- Education: St. Stephen's College, Delhi Delhi University; University of Pennsylvania; UCLA;
- Awards: Shanti Swarup Bhatnagar Award
- Scientific career
- Workplaces: Tata Institute of Fundamental Research
- Doctoral advisor: Haruzo Hida

= Eknath Prabhakar Ghate =

Indian mathematician

Eknath Prabhakar Ghate is a mathematician specialising in number theory and working at the School of Mathematics, Tata Institute of Fundamental Research, Mumbai, India. He was awarded the Shanti Swarup Bhatnagar Prize for science and technology, the highest science award in India, for the year 2013 in the mathematical sciences category.
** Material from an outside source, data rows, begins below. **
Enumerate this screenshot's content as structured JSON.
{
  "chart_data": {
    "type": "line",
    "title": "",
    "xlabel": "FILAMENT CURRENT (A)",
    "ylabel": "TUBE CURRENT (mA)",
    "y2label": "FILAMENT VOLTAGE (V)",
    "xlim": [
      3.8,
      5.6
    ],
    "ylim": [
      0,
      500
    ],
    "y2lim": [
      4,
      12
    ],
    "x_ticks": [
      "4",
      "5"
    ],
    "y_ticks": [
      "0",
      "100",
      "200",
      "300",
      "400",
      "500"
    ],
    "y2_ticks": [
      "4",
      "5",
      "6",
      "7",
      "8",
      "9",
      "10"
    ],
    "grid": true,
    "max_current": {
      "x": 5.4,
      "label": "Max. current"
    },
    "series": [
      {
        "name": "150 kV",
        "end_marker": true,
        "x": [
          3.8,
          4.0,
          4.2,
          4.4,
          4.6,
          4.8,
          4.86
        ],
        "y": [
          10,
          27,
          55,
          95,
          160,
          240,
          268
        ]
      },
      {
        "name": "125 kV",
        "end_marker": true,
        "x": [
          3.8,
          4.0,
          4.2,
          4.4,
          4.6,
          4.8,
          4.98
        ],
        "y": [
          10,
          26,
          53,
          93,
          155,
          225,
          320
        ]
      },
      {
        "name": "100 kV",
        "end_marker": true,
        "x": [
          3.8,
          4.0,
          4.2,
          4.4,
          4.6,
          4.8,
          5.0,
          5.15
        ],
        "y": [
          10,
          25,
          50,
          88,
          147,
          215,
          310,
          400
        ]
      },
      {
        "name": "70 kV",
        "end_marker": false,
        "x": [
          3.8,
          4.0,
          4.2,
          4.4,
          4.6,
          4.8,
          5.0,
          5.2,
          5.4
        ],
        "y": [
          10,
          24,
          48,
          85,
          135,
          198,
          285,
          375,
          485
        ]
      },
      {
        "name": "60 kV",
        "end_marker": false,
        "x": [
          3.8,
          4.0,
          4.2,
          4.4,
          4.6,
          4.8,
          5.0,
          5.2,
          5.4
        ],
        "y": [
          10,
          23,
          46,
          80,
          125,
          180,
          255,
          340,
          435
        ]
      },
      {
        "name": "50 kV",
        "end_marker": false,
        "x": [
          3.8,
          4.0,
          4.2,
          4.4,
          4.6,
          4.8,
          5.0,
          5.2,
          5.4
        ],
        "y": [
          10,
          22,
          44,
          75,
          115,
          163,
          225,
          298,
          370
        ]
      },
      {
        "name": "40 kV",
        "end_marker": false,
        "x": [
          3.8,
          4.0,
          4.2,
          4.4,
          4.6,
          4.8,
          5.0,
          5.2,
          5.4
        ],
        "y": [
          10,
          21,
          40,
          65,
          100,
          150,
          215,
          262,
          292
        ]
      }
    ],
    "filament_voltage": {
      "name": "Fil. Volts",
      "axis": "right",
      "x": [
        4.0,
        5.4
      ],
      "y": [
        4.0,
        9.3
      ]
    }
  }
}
== Early life and education ==
Ghate was schooled at Mayo College, Ajmer and at the International School Manila. He studied at St. Stephen's College, Delhi and obtained his bachelor's degree from the College of Arts & Sciences, University of Pennsylvania in 1991. He earned his Ph.D. from the University of California, Los Angeles, in 1996; his doctoral advisor was Haruzo Hida.

== Career ==
Ghate is a professor at the Tata Institute of Fundamental Research. In number theory, Ghate is mostly interested in problems connected to automorphic forms, Galois representations, and the special values of L-functions.

== Awards ==
Ghate was awarded the Bhatnagar Award in 2013. Ghate was elected a Fellow of the Indian Academy of Sciences in 2014. Ghate was awarded the JTM Gibson Award for Excellence by Mayo College in 2019. He was elected Fellow of the Indian National Science Academy in 2021.